There is significant benefit to keeping the neutral markers off the board for as long as possible. There are typically very few rolls that cause your turn to end when you have off-board neutral markers left.

Having markers on 6, 7, and 8 gives the highest chance of making another successful roll, 91.97%, 1192 rolls out of 1296 (64). Some other combinations have surprisingly high hit rates, e.g. 4,6,8 (and so, 6,8,10) match 91.13%. This match rate is higher than, for example, 5,6,8, at 89.51%, or 5,6,7, at 88.66%. This difference occurs because having a marker on 4 catches the cases where three of four dice are 1's or 2's and the fourth die is a 3 (32 rolls out of 1296). The lowest probability of matching on a reroll is for the set 2,3,12 (or 2,11,12), at 43.83%.

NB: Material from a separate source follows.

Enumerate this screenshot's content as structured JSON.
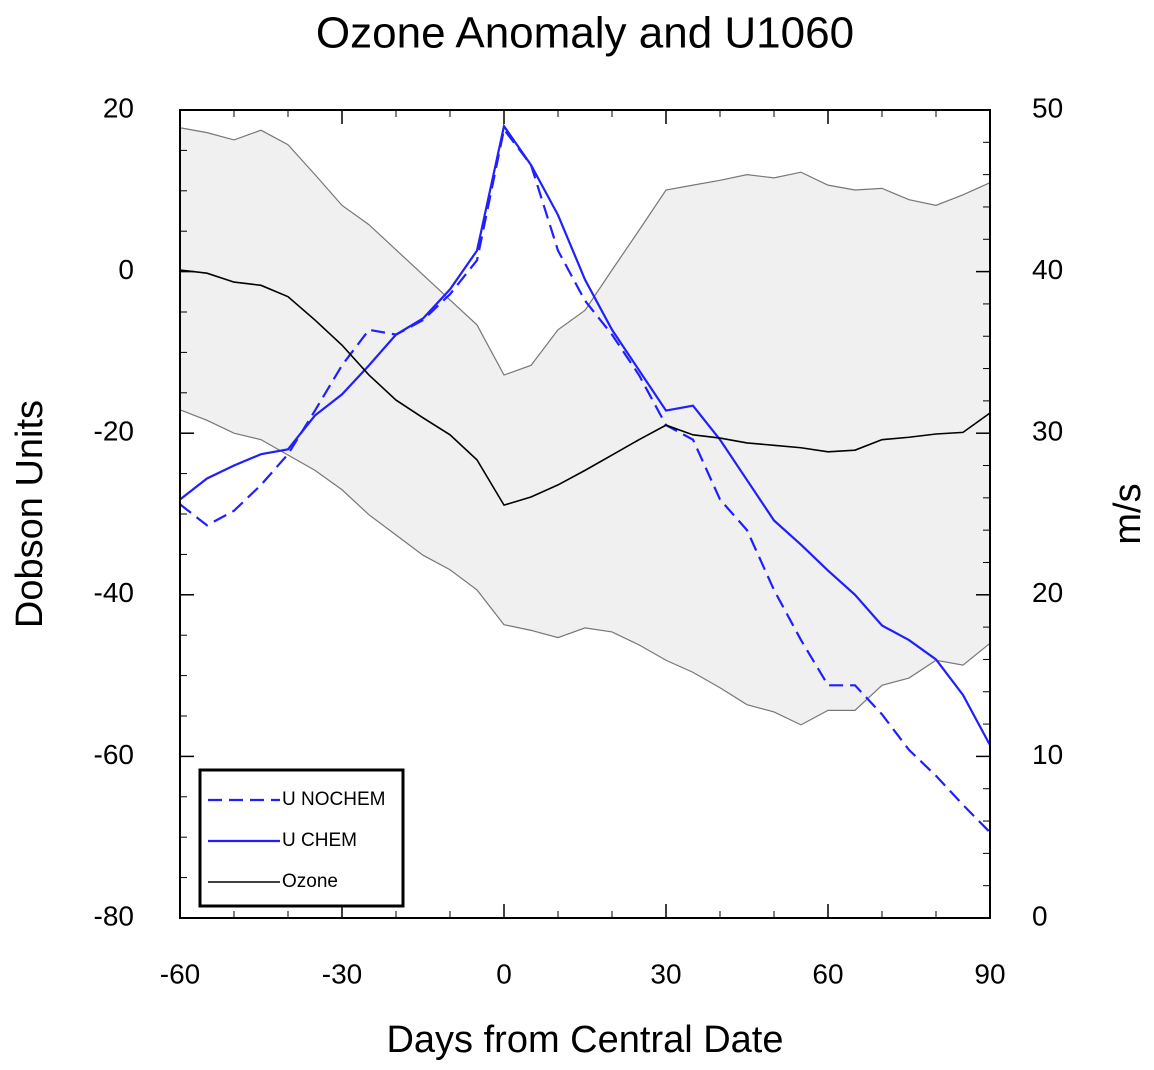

The chance of being able to roll again is often balanced by the relatively low progress gains from rolling common numbers. So, although the match rate for 4,6,8 is just slightly lower than for 6,7,8, you need only seven 4's to capture that column, versus thirteen 7's. This makes 4,6,8 superior to 6,7,8 in a benefit/risk analysis. Choosing markers that are not all 8 or below, or all 6 or above, gives more benefit to risk overall. Also, choosing sets of all even numbers and also avoiding sets of all odd numbers is beneficial. In some combinations, a slightly wider distribution is better. For example, if a player already has markers on the 4 and 6 columns, then placing the third marker on the 10 column is better (88% chance of matching) than on the 9 column (86% chance).

One consideration in assessing how many rolls to make in a given turn is the comparison of the expected gain from rolling to the expected loss from wiping out. The "Can't Stop Odds" linked below show the number of rolls to make for a given combination of up to three columns so that on the last roll the expected loss is no greater than the expected gain. This "expected gain" strategy results in wiping out in about 61% percent of turns in which reaching the end of a column is not a factor. In a computer-aided simulation of competing strategies, a superior strategy was to plan a number of rolls that would wipe out no more than 50% of turns (that is, turns in which reaching the end of a column is not a factor). This later strategy prevailed in 55% of games against a simulated player using the "expected gain" strategy. Still, balancing opportunities to prevail with a risky series of rolls against the wisdom of stopping and holding onto your present gains is the essence of Can't Stop. Players can enjoy the drama of this balance without using any simulations at all.